Wrapup of GO-MWU
Last post, I had run GO-MWU on my two analyses - Elevated Day 2 vs. Ambient Day 0+2 (individual libraries only), and Ambient Day 0+2+17 + Elevated Day 0 + Lowered Day 0 vs. Elevated Day 2 (individual and pooled libraries).
I’ve been continuing on a bunch of different analyses and running them through my pipeline. Reminder: pipeline is kallisto matrix -> DESeq2 -> GO-MWU (with steps in between for formatting). I’ve ran the following pairwise comparisons all the way through both:
- Ambient Day 0 vs. Ambient Day 2 (individual libraries only)
- Ambient Day 0 vs. Ambient Day 17 (individual libraries only)
- Ambient Day 2 vs. Ambient Day 17 (individual libraries only)
- Ambient Day 2 vs. Elevated Day 2 (individual libraries only)
- Elevated Day 0 vs. Elevated Day 2 (individual libraries only)
Here’s a link to all visualizations of significant GO categories, and here’s a link to the output from GO-MWU.
Findings from GO-MWU analyses:
- Tons of significant GO categories for Ambient Day 0 or 2 vs. 17!
- Not many significant GO categories when looking at different crabs with different temperature groups (ex: Day 2 ambient vs. Day 2 elevated). However, when we track the same crabs over time (ex: Day 0 elevated vs. Day 2 elevated), we see quite a few significant GO categories. Reminder: Day 0 elevated samples were taken when all crabs were held at ambient water temperature.
- To me, the most promising areas for further analysis are Ambient Day 0 vs. Ambient Day 17, Ambient Day 2 vs. Ambient Day 17, and Elevated Day 0 vs. Elevated Day 2
What direction to go next
At this point, the project is splitting along two general lines - DEG analysis and correlation analysis. I’ll break down the plans for each of those.
DEG analysis:
The goal of this is to investigate the role of temperature on Hematodinium and C. bairdi expression. Lists of DEGs will be produced for two particularly relevant comparisons - Ambient Day 2 vs. Elevated Day 2 (individual libraries only) and Elevated Day 0 vs. Elevated Day 2 (individual libraries only). Both contrast samples taken at ambient temperatures vs. samples taken at elevated temperatures.
We will take these DEGs and BLAST them against an NCBI database of all Alveolata sequences (Alveolata is the superphylum containing Hematodinium, as there are relatively few Hematodinium sequences). From there, we can specifically investigate differentially-expressed Hematodinium genes on an individual level.
Correlation Analysis
Essentially, this tries to determine the roles of both temperature and time. This involves taking a table of all genes and their transcripts per million (TPM) from the kallisto output files, and examining the correlation.
I’m still in the really early stages of figuring this stuff out, but based on the lab meeting today, there are two possibilities for a correlation analysis.
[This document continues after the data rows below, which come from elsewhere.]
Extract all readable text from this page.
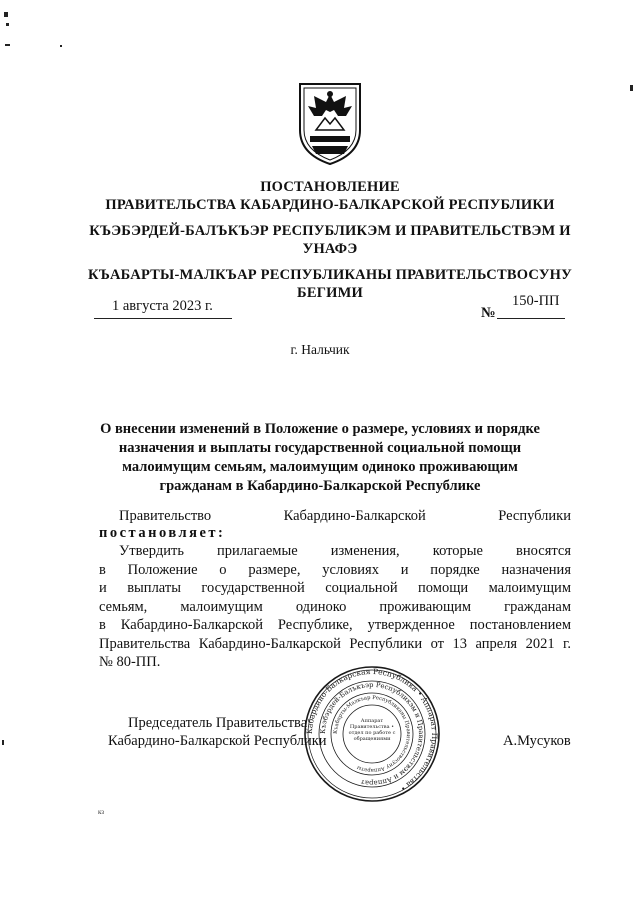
ПОСТАНОВЛЕНИЕ
ПРАВИТЕЛЬСТВА КАБАРДИНО-БАЛКАРСКОЙ РЕСПУБЛИКИ
КЪЭБЭРДЕЙ-БАЛЪКЪЭР РЕСПУБЛИКЭМ И ПРАВИТЕЛЬСТВЭМ И
УНАФЭ
КЪАБАРТЫ-МАЛКЪАР РЕСПУБЛИКАНЫ ПРАВИТЕЛЬСТВОСУНУ
БЕГИМИ
1 августа 2023 г.	№
150-ПП
г. Нальчик
О внесении изменений в Положение о размере, условиях и порядке
назначения и выплаты государственной социальной помощи
малоимущим семьям, малоимущим одиноко проживающим
гражданам в Кабардино-Балкарской Республике
Правительство Кабардино-Балкарской Республики
постановляет:
Утвердить прилагаемые изменения, которые вносятся
в Положение о размере, условиях и порядке назначения
и выплаты государственной социальной помощи малоимущим
семьям, малоимущим одиноко проживающим гражданам
в Кабардино-Балкарской Республике, утвержденное постановлением
Правительства Кабардино-Балкарской Республики от 13 апреля 2021 г.
№ 80-ПП.
Кабардино-Балкарская Республика • Аппарат Правительства •
Къэбэрдей-Балъкъэр Республикэм и Правительствэм и Аппарат
Къабарты-Малкъар Республиканы Правительствосуну Аппараты
Аппарат Правительства • отдел по работе с обращениями
Председатель Правительства
Кабардино-Балкарской Республики	А.Мусуков
кз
Option 1: ANOVA-simultaneous component analysis (ASCA). Shelly’s done quite a bit of work on this, including a paper that examines the effect of both temperature and time, which seems extremely relevant to what I’m doing.
Option 2: Weighted correlation network analysis (WGCNA). Yaamini’s the expert on this one - here’s a script she wrote.
Both seem like good options, but I’m not really working on this immediately. My plan is to try out the WGCNA tutorial Yaamini linked in her script, do some reading, and see which one I prefer/fits project goals better.